When the court allowed the motion to dismiss the current action against the ERAC defendants, judgment had entered in the original action and what was "pending" was a postjudgment motion by the plaintiff to amend to add the ERAC defendants and for reconsideration. Under the circumstances, where the trial court denied that motion, it was error for it to allow simultaneously the motion to dismiss the current action because of a prior pending action whose outcome did not preclude this action as res judicata because of claim or issue preclusion.

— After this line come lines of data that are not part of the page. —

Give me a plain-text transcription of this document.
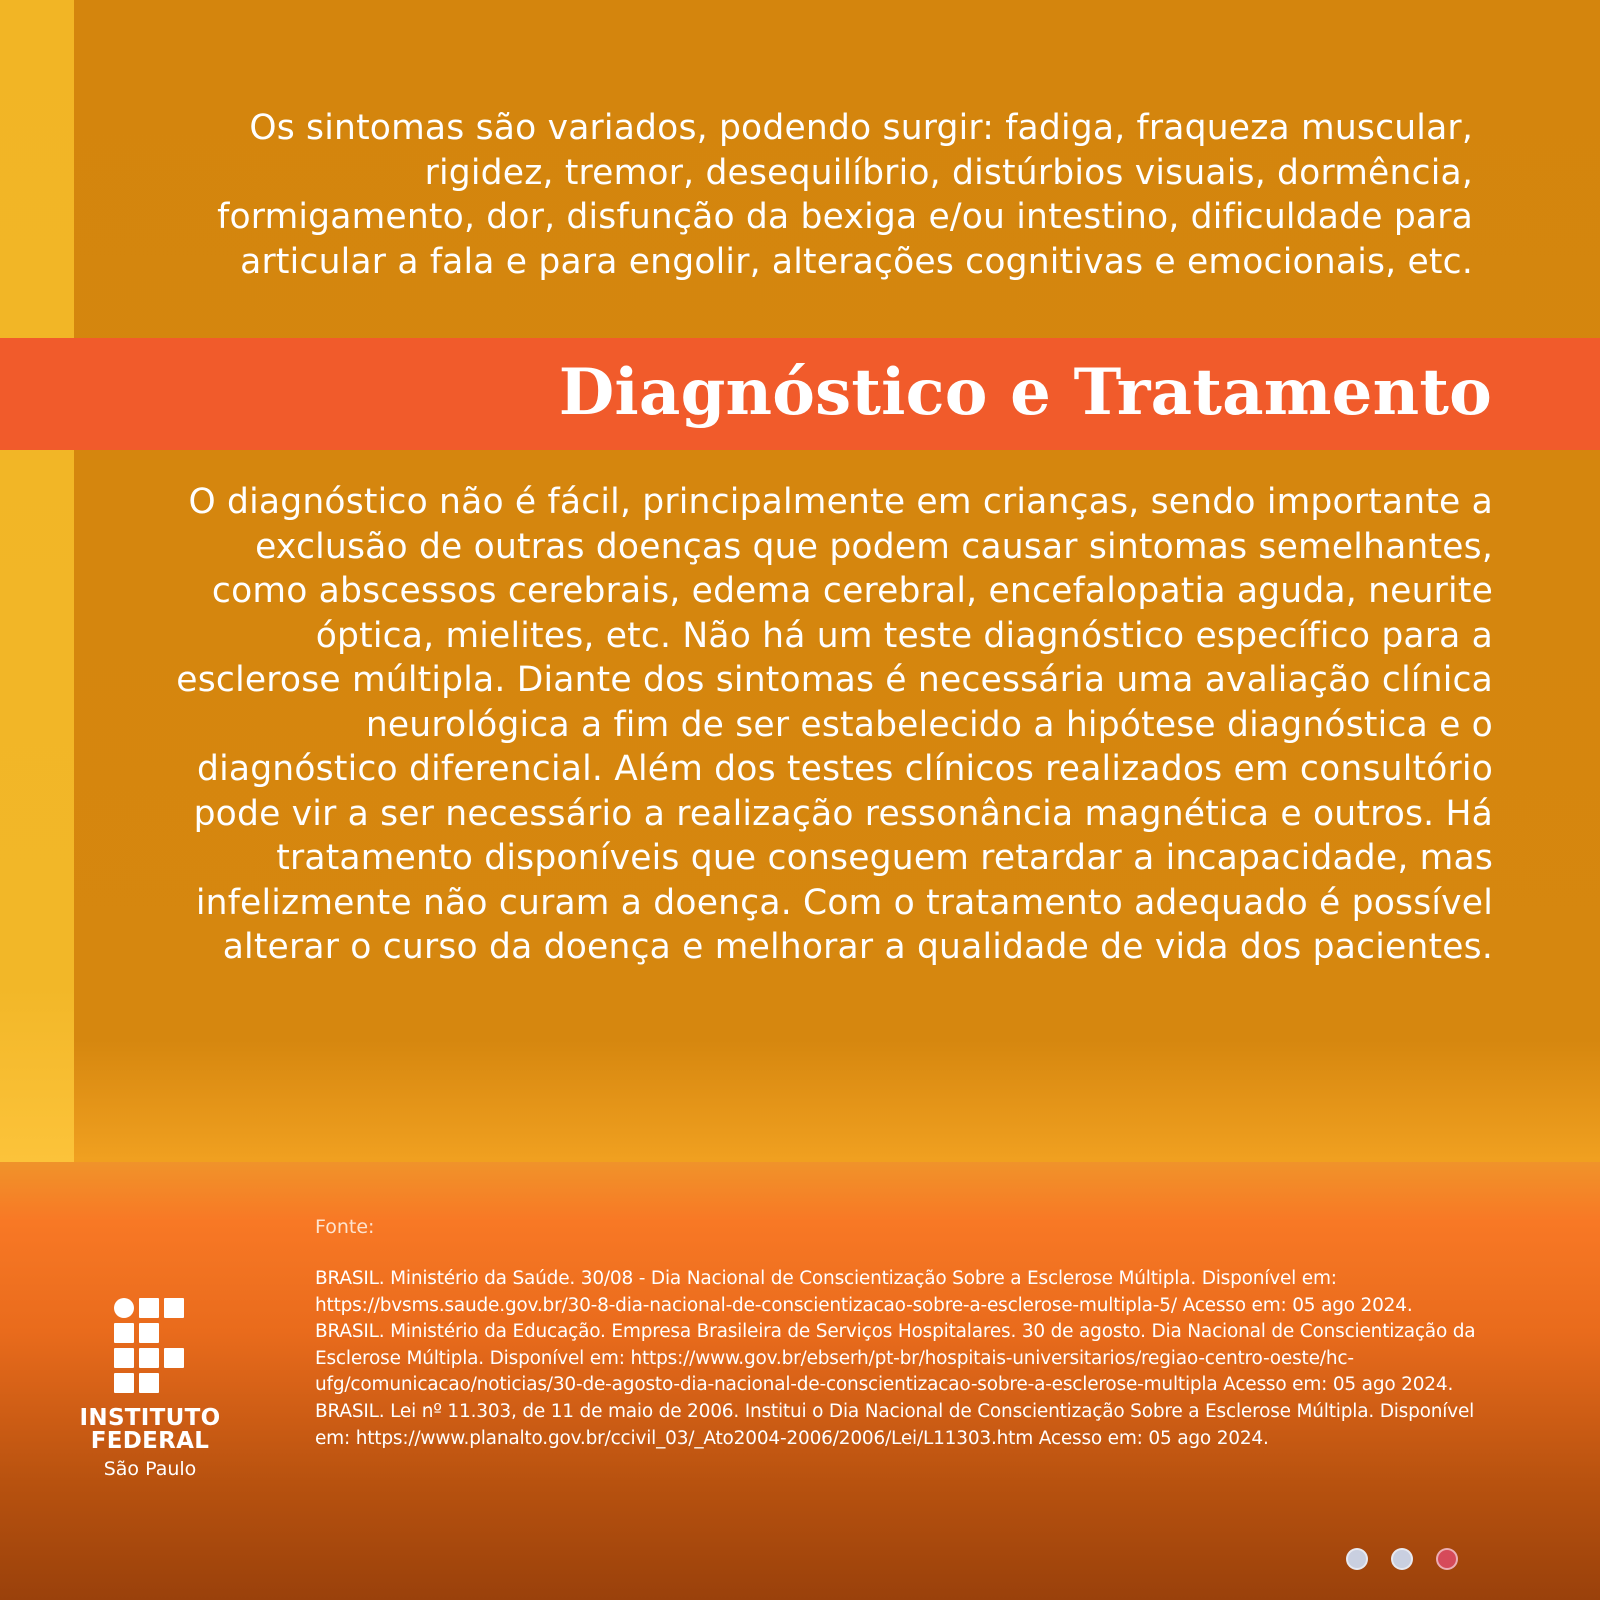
Os sintomas são variados, podendo surgir: fadiga, fraqueza muscular, rigidez, tremor, desequilíbrio, distúrbios visuais, dormência, formigamento, dor, disfunção da bexiga e/ou intestino, dificuldade para articular a fala e para engolir, alterações cognitivas e emocionais, etc.

Diagnóstico e Tratamento

O diagnóstico não é fácil, principalmente em crianças, sendo importante a exclusão de outras doenças que podem causar sintomas semelhantes, como abscessos cerebrais, edema cerebral, encefalopatia aguda, neurite óptica, mielites, etc. Não há um teste diagnóstico específico para a esclerose múltipla. Diante dos sintomas é necessária uma avaliação clínica neurológica a fim de ser estabelecido a hipótese diagnóstica e o diagnóstico diferencial. Além dos testes clínicos realizados em consultório pode vir a ser necessário a realização ressonância magnética e outros. Há tratamento disponíveis que conseguem retardar a incapacidade, mas infelizmente não curam a doença. Com o tratamento adequado é possível alterar o curso da doença e melhorar a qualidade de vida dos pacientes.

INSTITUTO
FEDERAL
São Paulo

Fonte:

BRASIL. Ministério da Saúde. 30/08 - Dia Nacional de Conscientização Sobre a Esclerose Múltipla. Disponível em: https://bvsms.saude.gov.br/30-8-dia-nacional-de-conscientizacao-sobre-a-esclerose-multipla-5/ Acesso em: 05 ago 2024.

BRASIL. Ministério da Educação. Empresa Brasileira de Serviços Hospitalares. 30 de agosto. Dia Nacional de Conscientização da Esclerose Múltipla. Disponível em: https://www.gov.br/ebserh/pt-br/hospitais-universitarios/regiao-centro-oeste/hc-ufg/comunicacao/noticias/30-de-agosto-dia-nacional-de-conscientizacao-sobre-a-esclerose-multipla Acesso em: 05 ago 2024.

BRASIL. Lei nº 11.303, de 11 de maio de 2006. Institui o Dia Nacional de Conscientização Sobre a Esclerose Múltipla. Disponível em: https://www.planalto.gov.br/ccivil_03/_Ato2004-2006/2006/Lei/L11303.htm Acesso em: 05 ago 2024.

Judgment vacated, and the matter is returned to the trial court for further proceedings.

So ordered.


FOOTNOTES

[Note 1] Enterprise Rent-A-Car Company.

[Note 2] Because the parties to this appeal included a substantial part of the record in the original action in the record of this appeal, but not the exhibits, this Division requested the trial court to provide it with the exhibits. They did not contain any contract of insurance or rental contract.

[Note 3] General Laws c. 90, §§ 34A and 34M authorize parties to furnish a motor vehicle liability bond that includes personal injury protection benefits.

[Note 4] We express no view whether more evidence about the nature of any relationship between ELCO and the ERAC defendants might warrant the application of issue preclusion upon the plaintiff's current claims.